Gordon has been married twice. He met Brooke Sealey, a Miss Winston Cup model, in victory lane at Daytona International Speedway in 1993. They married on November 26, 1994. The divorce was finalized on June 13, 2003, with Sealey awarded $15.3 million. Gordon married Ingrid Vandebosch in a private ceremony in Mexico on November 7, 2006. Their daughter Ella Sofia Gordon was born on June 20, 2007, and their son Leo Benjamin Gordon was born on August 9, 2010. The family resides in the SouthPark neighborhood of Charlotte, North Carolina.

In 1999, Gordon established the Jeff Gordon Children's Foundation to support children facing life-threatening and chronic illnesses. On December 16, 2006, he opened the Jeff Gordon Children's Hospital at the NorthEast Medical Center. In 2007, Gordon co-founded Athletes for Hope alongside Andre Agassi, Muhammad Ali, Lance Armstrong, and others to help professional athletes engage in charitable causes.
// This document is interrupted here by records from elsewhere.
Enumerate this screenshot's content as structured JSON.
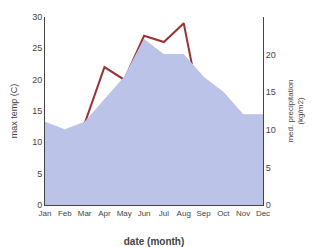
{
  "chart_data": {
    "type": "line",
    "categories": [
      "Jan",
      "Feb",
      "Mar",
      "Apr",
      "May",
      "Jun",
      "Jul",
      "Aug",
      "Sep",
      "Oct",
      "Nov",
      "Dec"
    ],
    "series": [
      {
        "type": "area",
        "axis": "y2",
        "color": "#bbc4e8",
        "values": [
          11,
          10,
          11,
          14,
          17,
          22,
          20,
          20,
          17,
          15,
          12,
          12
        ]
      },
      {
        "type": "line",
        "color": "#993333",
        "values": [
          8,
          11,
          13,
          22,
          20,
          27,
          26,
          29,
          13,
          11,
          9,
          9
        ]
      }
    ],
    "x_label": "date (month)",
    "y_label": "max temp (C)",
    "y2_label": "med. precipitation\n(kg/m2)",
    "ylim": [
      0,
      30
    ],
    "yticks": [
      0,
      5,
      10,
      15,
      20,
      25,
      30
    ],
    "y2lim": [
      0,
      25
    ],
    "y2ticks": [
      0,
      5,
      10,
      15,
      20
    ],
    "grid": false
  }
}
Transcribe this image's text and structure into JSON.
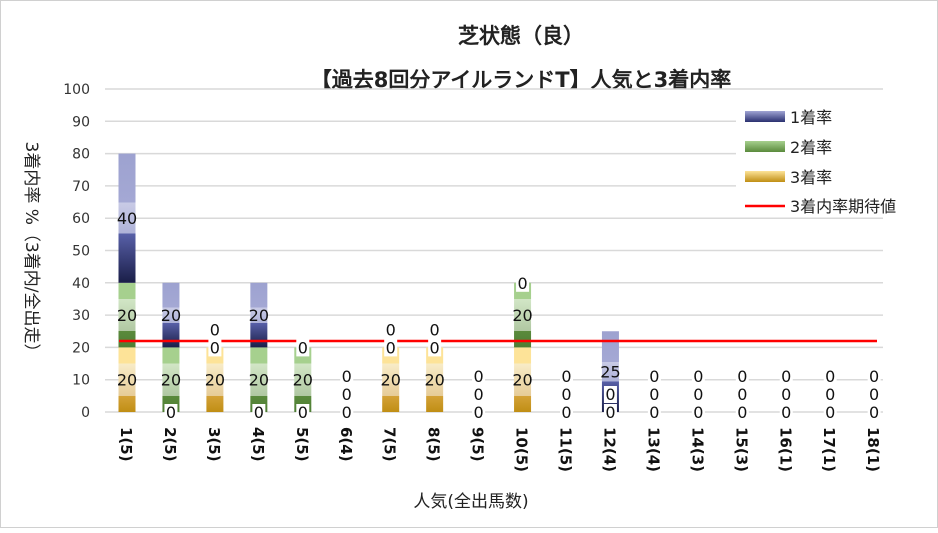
{
  "chart_data": {
    "type": "bar",
    "stacked": true,
    "title": "芝状態（良）",
    "subtitle": "【過去8回分アイルランドT】人気と3着内率",
    "xlabel": "人気(全出馬数)",
    "ylabel": "3着内率 %（3着内/全出走）",
    "ylim": [
      0,
      100
    ],
    "yticks": [
      0,
      10,
      20,
      30,
      40,
      50,
      60,
      70,
      80,
      90,
      100
    ],
    "grid": true,
    "legend_position": "top-right",
    "categories": [
      "1(5)",
      "2(5)",
      "3(5)",
      "4(5)",
      "5(5)",
      "6(4)",
      "7(5)",
      "8(5)",
      "9(5)",
      "10(5)",
      "11(5)",
      "12(4)",
      "13(4)",
      "14(3)",
      "15(3)",
      "16(1)",
      "17(1)",
      "18(1)"
    ],
    "series": [
      {
        "name": "3着率",
        "values": [
          20,
          0,
          20,
          0,
          0,
          0,
          20,
          20,
          0,
          20,
          0,
          0,
          0,
          0,
          0,
          0,
          0,
          0
        ],
        "color": "#c8961e"
      },
      {
        "name": "2着率",
        "values": [
          20,
          20,
          0,
          20,
          20,
          0,
          0,
          0,
          0,
          20,
          0,
          0,
          0,
          0,
          0,
          0,
          0,
          0
        ],
        "color": "#5a8a3c"
      },
      {
        "name": "1着率",
        "values": [
          40,
          20,
          0,
          20,
          0,
          0,
          0,
          0,
          0,
          0,
          0,
          25,
          0,
          0,
          0,
          0,
          0,
          0
        ],
        "color": "#2a3070"
      }
    ],
    "reference_line": {
      "name": "3着内率期待値",
      "value": 22,
      "color": "#ff0000"
    }
  }
}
Gordon's 93 career Cup victories rank third all-time. He holds records for the most Cup wins on restrictor plate tracks (12) and road courses (9), including six consecutive road-course wins from 1997 to 2000. At age 24 in 1995, he became the youngest Cup Series champion in NASCAR's modern era. His 797 consecutive starts from 1992 through 2015 established him as what the corpus describes as the active "iron man" leader, passing Ricky Rudd's record of 788 consecutive starts.

This article is based solely on the supplied corpus. No external sources were consulted; claims that could not be substantiated against the corpus were omitted under the drop-the-claim rule.